Transcriptome and Functional Analyses Reveal Roles For Regulators of Epigenetic States, Micro RNA Processing, And Long Non-Coding RNA In Myocyte Dedifferentiation: Insights Into Reprogramming A “Post-Mitotic” Cell

Purpose: The ability of adult zebrafish tissues to undergo dedifferentiation provides an opportunity to probe the molecular underpinnings of cell identity and reprogramming. Zebafish muscle regeneration utilizes dedifferentiation to reprogram mature multinucleated myocytes into dedifferentiated myoblast that re-enter the cell cycle. A unique advantage of this system is that the regenerating cell mass is large and fairly homogenous, facilitating genomics approaches to uncovering the underlying biology.Methods: To better understand cellular reprogramming of mature myocytes, we temporally analyzed the changing transcriptome leading up to the proliferative switch. RNA was obtained after Laser Micro-dissection (LMD) of Control, 9 hour post-injury (HPI) or 18 HPI using Trizol and micro column purification. Illumina's TruSeq Stranded mRNA Library Prep Kit and 0.1 - 4 µg total mRNA from pooled purified RNA samples were used for performing ribosomal-depletion (Ribo-Zero Gold rRNA Removal Kit, Illumina) and library preparation. Sequencing was performed by the UM DNA Sequencing Core, using an Illumina Hi-Seq 2000 (50-cycle, single end read) platform.Results: Clustering and functional annotation of differentially expressed genes highlighted the importance of catabolic and phagocytic processes upregulation at 9 and 18 hours post injury (hpi). Furthermore, genes encoding principle regulators of chromatin states were actively re-regulated during the reprogramming process. Utilizing the accessibility of these tissues in the zebrafish model, kKnockdown experiments enabled in vivo validation and phenotypic analysis of candidate genes and pathways for their roles in genomic and cellular reprogramming. Additionally, we found that despite of their low expression levels, lncRNAs were highly represented in gene clusters with dynamic, “switch-like” expression profiles, and that miRNA processing was also found important for reprogrammingConclusions: We conclude that reprogramming of a “post-mitotic” myocyte into a dedifferentiated myoblast requires both heritable yet nuanced epigenetic alterations and molecular switches that involve transcription factors, miRNA and lncRNA, while maintaining the lineage restriction of the cell of origin.

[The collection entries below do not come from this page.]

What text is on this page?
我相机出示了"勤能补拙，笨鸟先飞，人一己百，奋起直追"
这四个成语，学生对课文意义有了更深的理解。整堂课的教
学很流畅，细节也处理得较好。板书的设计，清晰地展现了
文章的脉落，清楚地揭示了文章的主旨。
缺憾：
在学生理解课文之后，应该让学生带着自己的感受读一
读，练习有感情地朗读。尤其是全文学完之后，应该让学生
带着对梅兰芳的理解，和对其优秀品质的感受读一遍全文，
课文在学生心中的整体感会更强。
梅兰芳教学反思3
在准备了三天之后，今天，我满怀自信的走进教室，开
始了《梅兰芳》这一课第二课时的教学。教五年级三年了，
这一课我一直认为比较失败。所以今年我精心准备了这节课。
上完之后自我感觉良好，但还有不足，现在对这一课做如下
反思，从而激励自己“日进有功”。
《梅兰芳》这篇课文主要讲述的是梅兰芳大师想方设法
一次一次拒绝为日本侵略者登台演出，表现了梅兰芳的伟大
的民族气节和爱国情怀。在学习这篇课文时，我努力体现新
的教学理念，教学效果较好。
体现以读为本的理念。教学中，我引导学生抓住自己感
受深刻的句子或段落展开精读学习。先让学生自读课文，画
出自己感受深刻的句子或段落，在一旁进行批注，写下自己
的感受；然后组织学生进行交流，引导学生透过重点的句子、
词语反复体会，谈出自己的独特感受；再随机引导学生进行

研究背景与目的：成年斑马鱼组织的去分化（dedifferentiation）能力为探究细胞身份与重编程的分子基础提供了绝佳契机。斑马鱼肌肉再生借助去分化过程，将成熟的多核肌细胞重编程为可重新进入细胞周期的去分化成肌细胞（dedifferentiated myoblast）。该系统的独特优势在于再生细胞团体量较大且均一性较好，便于通过基因组学方法揭示其背后的核心生物学机制。 研究方法：为深入解析成熟肌细胞的细胞重编程过程，我们对增殖转换前的动态转录组进行了时序分析。通过激光显微切割（Laser Micro-dissection, LMD）获取对照组、损伤后9小时（9 HPI）及损伤后18小时（18 HPI）的样本，采用Trizol法结合微量柱纯化提取总RNA。使用Illumina TruSeq链特异性mRNA文库制备试剂盒，取0.1~4 μg混合纯化后的总mRNA，经Ribo-Zero Gold核糖体RNA去除试剂盒（Ribo-Zero Gold rRNA Removal Kit, Illumina）去除核糖体RNA后完成文库构建。测序工作由密歇根大学DNA测序核心实验室（UM DNA Sequencing Core）完成，采用Illumina HiSeq 2000平台（50个循环，单端读长）进行测序。 研究结果：对差异表达基因进行聚类分析与功能注释后发现，损伤后9小时与18小时，分解代谢与吞噬相关的生物学过程显著上调，发挥了关键调控作用。此外，编码染色质状态主要调控因子的基因在重编程过程中被动态调控。依托斑马鱼模型组织的可操作性，我们通过基因敲降（knockdown）实验对候选基因及通路在基因组重编程与细胞重编程中的作用开展了体内验证与表型分析。此外，本研究发现，尽管长链非编码RNA（long non-coding RNA, lncRNA）的整体表达水平较低，但在具有动态“开关样”表达特征的基因簇中占比极高；同时，微小RNA（microRNA, miRNA）加工过程在重编程过程中也具有重要意义。 研究结论：本研究证实，将“有丝分裂后（post-mitotic）”肌细胞重编程为去分化成肌细胞，既需要可遗传且精细调控的表观遗传改变，也需要涉及转录因子、微小RNA与长链非编码RNA的分子开关，同时维持起源细胞的谱系限制性。